[EL] Replacing Theresa May

Pildes, Rick rick.pildes at nyu.edu
Tue Jun 11 07:33:24 PDT 2019


Steven,
If you want to understand how different democracies in different systems, such as parliamentary ones, structure the process of choosing party leaders or candidates for chief executive, I've written an article on this with Stephen Gardbaum, which can be found here<https://papers.ssrn.com/sol3/papers.cfm?abstract_id=3064938>  - one of the aims of the article is to show how much of an outlier the post-1970s system in the United States is, with our purely voter controlled primaries and caucuses that leave no distinct legal role for elected party figures in the nominations process.

Best,
Rick

Richard H. Pildes
Sudler Family Professor of Constitutional Law
NYU School of Law
40 Washington Sq.
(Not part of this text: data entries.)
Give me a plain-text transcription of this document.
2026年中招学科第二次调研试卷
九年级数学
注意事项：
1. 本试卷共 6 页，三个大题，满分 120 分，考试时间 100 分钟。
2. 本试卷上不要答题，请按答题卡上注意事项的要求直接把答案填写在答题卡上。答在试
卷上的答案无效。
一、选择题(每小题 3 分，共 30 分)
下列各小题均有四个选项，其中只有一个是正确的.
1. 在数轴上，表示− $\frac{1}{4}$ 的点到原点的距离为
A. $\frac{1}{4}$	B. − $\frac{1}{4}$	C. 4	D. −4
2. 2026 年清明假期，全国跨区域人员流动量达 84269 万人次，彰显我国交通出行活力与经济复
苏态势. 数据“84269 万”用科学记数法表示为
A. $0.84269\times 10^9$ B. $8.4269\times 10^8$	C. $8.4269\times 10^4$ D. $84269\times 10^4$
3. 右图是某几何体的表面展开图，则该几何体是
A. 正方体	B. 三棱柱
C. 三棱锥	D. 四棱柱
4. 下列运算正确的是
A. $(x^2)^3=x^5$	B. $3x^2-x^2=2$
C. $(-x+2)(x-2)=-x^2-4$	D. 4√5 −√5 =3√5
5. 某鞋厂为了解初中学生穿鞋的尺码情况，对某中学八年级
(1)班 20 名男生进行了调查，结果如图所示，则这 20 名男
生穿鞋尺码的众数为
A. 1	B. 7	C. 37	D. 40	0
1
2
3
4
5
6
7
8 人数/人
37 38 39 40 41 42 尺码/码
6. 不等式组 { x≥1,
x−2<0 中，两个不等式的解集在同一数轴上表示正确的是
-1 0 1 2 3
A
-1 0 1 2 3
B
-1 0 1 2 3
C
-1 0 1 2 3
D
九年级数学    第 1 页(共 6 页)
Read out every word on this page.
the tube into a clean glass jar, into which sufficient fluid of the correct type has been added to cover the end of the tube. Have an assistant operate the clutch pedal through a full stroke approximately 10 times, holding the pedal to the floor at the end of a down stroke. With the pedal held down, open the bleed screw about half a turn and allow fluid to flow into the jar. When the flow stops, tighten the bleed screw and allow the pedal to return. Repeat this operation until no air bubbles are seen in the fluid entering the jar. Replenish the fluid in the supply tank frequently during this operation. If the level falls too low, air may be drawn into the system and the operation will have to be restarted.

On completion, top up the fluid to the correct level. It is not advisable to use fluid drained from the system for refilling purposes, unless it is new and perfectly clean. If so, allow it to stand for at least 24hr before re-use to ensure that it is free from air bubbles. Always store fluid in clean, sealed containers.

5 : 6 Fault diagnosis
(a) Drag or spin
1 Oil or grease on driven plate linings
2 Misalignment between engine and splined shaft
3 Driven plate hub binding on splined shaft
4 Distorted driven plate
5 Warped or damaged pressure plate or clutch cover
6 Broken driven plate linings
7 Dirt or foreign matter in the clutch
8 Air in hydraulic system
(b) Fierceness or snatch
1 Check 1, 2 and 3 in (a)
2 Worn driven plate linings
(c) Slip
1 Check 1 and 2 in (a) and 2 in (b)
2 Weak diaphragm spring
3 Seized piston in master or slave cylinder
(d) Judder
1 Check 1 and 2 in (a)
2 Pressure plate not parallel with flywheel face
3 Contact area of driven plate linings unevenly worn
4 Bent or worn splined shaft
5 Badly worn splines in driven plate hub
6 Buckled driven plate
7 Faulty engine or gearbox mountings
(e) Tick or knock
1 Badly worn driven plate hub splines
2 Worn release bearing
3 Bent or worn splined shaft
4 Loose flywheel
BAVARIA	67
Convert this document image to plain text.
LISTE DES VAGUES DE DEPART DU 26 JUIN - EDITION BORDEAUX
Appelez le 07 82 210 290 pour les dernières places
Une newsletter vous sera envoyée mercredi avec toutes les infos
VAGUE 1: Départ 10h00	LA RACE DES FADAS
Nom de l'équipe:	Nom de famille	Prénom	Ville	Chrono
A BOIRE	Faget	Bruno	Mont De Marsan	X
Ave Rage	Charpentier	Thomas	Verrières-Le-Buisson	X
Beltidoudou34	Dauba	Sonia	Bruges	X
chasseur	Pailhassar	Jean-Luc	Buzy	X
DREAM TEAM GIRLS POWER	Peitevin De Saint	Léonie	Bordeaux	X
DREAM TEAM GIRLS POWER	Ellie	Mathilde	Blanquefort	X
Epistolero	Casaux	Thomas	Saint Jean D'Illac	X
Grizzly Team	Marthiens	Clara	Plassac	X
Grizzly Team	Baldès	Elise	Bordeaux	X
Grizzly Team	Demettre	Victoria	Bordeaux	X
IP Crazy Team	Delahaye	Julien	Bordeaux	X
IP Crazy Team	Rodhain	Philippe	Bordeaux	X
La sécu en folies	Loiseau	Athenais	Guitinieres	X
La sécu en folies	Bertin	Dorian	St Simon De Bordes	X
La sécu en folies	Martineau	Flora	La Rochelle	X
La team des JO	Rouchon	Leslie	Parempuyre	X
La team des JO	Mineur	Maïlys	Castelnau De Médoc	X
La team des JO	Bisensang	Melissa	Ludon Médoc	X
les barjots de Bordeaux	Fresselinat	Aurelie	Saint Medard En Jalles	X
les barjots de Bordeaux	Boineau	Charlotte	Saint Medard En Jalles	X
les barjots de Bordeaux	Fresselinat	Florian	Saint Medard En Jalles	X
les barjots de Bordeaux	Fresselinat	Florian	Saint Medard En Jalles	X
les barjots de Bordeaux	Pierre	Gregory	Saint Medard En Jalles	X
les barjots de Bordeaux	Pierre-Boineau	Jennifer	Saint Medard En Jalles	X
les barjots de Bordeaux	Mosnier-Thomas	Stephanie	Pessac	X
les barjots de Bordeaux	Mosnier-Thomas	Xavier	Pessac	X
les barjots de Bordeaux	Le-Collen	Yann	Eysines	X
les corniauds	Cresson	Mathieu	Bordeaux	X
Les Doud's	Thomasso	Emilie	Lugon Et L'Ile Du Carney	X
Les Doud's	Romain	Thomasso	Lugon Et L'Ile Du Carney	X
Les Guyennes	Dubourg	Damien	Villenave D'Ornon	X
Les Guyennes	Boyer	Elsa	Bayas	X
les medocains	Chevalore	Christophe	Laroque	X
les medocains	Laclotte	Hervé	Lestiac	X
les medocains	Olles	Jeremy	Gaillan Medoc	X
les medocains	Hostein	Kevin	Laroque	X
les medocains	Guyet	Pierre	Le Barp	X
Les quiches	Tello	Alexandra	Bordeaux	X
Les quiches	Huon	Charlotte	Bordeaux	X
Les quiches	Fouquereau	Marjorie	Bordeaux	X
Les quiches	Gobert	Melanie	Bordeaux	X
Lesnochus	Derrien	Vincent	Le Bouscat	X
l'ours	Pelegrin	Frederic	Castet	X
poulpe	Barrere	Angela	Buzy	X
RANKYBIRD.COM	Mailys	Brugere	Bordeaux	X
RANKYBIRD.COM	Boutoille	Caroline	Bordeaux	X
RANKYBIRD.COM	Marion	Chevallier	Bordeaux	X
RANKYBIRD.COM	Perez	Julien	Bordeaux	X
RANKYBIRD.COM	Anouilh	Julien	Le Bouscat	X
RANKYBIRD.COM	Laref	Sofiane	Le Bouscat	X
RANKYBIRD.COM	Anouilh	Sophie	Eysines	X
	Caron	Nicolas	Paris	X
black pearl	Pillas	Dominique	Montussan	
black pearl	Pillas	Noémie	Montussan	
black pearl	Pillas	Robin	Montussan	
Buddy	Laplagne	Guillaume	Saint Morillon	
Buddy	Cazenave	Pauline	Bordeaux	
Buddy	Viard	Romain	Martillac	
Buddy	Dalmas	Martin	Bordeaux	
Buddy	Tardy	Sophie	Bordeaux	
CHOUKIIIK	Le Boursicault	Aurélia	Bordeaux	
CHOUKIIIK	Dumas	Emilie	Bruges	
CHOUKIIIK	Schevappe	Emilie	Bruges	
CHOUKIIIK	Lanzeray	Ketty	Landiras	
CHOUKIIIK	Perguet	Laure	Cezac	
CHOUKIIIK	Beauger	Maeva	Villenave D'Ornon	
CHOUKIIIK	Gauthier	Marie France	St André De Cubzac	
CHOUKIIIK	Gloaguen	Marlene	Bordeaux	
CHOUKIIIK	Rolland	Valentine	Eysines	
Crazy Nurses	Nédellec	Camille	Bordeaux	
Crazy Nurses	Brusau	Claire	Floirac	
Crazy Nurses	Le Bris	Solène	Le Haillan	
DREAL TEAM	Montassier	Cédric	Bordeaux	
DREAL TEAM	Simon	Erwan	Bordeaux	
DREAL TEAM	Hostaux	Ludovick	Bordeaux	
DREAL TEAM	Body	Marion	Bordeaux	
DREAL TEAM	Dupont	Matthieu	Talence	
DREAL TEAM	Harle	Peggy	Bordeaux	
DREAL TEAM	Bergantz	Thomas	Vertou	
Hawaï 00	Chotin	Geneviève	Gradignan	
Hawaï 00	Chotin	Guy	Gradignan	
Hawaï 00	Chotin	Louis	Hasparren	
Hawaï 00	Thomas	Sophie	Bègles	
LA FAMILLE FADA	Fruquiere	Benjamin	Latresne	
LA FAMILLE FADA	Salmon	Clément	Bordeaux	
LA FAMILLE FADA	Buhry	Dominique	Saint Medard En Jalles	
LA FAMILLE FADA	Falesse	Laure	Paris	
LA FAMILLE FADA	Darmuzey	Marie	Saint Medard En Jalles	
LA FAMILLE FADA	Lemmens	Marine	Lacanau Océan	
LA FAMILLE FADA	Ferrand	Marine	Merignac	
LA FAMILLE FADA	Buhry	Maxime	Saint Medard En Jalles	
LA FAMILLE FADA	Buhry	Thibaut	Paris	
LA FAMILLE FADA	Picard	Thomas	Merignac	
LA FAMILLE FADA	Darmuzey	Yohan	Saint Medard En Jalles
So.
NYC, NY 10012
212 998-6377

From: Law-election [mailto:law-election-bounces at department-lists.uci.edu] On Behalf Of Steven John Mulroy (smulroy)
Sent: Monday, June 10, 2019 10:52 PM
To: law-election at department-lists.uci.edu
Subject: [EL] Replacing Theresa May


I understand that this mid-term replacement will be accomplished by a vote just among Conservative Party leaders plus some grass-roots members around the country.  Can someone more familiar with parliamentary systems explain how common this is? I thought that replacing a prime minister normally triggers an election.  Or, if not an election, then just a choice among the PMs from the majority party.  How typical or unusual is this apparently hybrid British approach?